Similarly 1.6m in 2011 said they had taken early retirement – a common option for a worker who loses their job in a recession when they are approachin­g the state pension age. Now the number of under-64s who say they are retired is below 1.1m, a difference of half a million people. Instead sickness and study are bigger drivers of inactivity today, up by 600,000 and 200,000 respective­ly compared with their level in 2011.

Rachel Reeves, the shadow chancellor, described Britain’s inactivity problem as “absolutely a huge challenge in our economy”.

Speaking to reporters, she described Britain as an “outlier amongst other countries around the world in failing to get people back to work since the pandemic”. The UK remains the only G7 nation yet to return to pre-pandemic employment levels.

Ms Reeves added: “For many of those people, their lives are on hold and they’re not able to work because they are waiting for hospital appointmen­ts, operations and procedures. We’ve got to tackle that backlog.”

Mr Sunak has acknowledg­ed that he has failed to keep his promise to cut healthcare waiting lists. In November, NHS England figures showed 7.6m treatments were yet to be carried out.

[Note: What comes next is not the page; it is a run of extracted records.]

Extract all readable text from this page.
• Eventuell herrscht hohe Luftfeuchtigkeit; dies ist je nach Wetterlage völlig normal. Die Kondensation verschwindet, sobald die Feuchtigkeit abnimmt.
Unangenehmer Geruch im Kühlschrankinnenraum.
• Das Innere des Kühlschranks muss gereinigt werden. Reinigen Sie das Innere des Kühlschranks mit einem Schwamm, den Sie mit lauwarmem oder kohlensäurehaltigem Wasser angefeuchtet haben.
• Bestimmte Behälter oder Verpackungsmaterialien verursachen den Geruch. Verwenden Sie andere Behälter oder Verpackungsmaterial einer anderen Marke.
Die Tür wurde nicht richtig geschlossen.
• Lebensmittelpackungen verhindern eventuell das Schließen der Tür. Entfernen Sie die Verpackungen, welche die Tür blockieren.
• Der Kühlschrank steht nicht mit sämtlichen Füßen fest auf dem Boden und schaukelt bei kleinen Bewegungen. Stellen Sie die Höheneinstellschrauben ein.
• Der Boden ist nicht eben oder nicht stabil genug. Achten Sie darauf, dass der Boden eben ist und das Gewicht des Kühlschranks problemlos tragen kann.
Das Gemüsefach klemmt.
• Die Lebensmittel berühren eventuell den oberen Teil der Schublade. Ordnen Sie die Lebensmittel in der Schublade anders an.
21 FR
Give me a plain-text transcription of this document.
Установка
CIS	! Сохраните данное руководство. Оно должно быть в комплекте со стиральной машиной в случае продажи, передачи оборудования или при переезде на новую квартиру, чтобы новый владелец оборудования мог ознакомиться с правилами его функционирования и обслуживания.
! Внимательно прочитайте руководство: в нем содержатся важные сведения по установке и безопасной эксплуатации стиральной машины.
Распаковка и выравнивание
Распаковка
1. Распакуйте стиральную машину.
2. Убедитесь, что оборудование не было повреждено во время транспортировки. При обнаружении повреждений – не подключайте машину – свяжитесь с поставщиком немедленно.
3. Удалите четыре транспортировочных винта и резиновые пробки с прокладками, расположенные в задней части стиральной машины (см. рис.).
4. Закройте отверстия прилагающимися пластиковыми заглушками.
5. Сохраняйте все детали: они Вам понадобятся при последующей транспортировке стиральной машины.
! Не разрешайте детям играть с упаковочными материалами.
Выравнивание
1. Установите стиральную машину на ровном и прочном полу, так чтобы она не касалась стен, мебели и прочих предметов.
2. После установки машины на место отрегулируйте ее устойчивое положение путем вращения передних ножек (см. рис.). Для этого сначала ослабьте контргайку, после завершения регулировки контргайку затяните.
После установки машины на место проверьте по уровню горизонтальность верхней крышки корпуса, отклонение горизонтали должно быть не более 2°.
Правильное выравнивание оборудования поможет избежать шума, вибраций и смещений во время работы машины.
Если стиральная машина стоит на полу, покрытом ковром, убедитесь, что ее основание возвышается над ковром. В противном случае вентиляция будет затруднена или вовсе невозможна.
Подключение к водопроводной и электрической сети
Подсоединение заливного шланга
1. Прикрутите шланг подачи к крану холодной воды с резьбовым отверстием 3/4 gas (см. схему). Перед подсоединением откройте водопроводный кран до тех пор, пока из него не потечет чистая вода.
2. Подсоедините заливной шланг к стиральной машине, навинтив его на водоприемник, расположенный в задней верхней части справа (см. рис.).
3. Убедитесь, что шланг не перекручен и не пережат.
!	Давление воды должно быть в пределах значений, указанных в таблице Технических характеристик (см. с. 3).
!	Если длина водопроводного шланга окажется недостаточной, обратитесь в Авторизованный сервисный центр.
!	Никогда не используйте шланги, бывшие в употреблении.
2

However, Britain’s tax and spending watchdog suggests Reeves’s diagnosis is incorrect. In a report last summer, the Office for Budget Responsibi­lity (OBR) noted that only a “relatively small proportion of those inactive for health reasons are on the NHS waiting list”. In its fiscal risks report, the OBR estimated that halving the NHS waiting list over five years would only reduce working-age inactivity by around 25,000.

The drop in GDP itself is also not the whole story. As a headline figure, it shows the latest estimate for the overall size of the economy in a three-month period. Alone, this does not show whether the typical person is any better or worse off.

GDP per head shows the size of the economy divided by the population.

That population is rising – in part because of migration– so a growing number of people, cumulative­ly, are producing less, which bodes ill for living standards. GDP per capita fell by 0.6pc in the final quarter.

On this measure, things look bleak. GDP per capita has been flat or falling for the past seven consecutiv­e quarters – almost two whole years, and the longest such stagnation on records dating back to the 1950s.

James Smith, economist at the Resolution Foundation, said: “After accounting for population growth, the UK economy hasn’t grown since early 2022, and [it has] fallen far behind its pre-cost of living crisis path, with an equivalent loss of around £1,500 per person. The big picture is that Britain remains a stagnation nation.”

There have been more acute crises in the past – the six-quarter drop in GDP per capita in the financial crisis was much deeper, and pay is currently growing faster than prices so the average worker should feel better off – but there is no end in sight for this long stagnation. And there is no sign yet, as Hunt prepares his Budget, that he can get the masses on the sidelines back into school or work.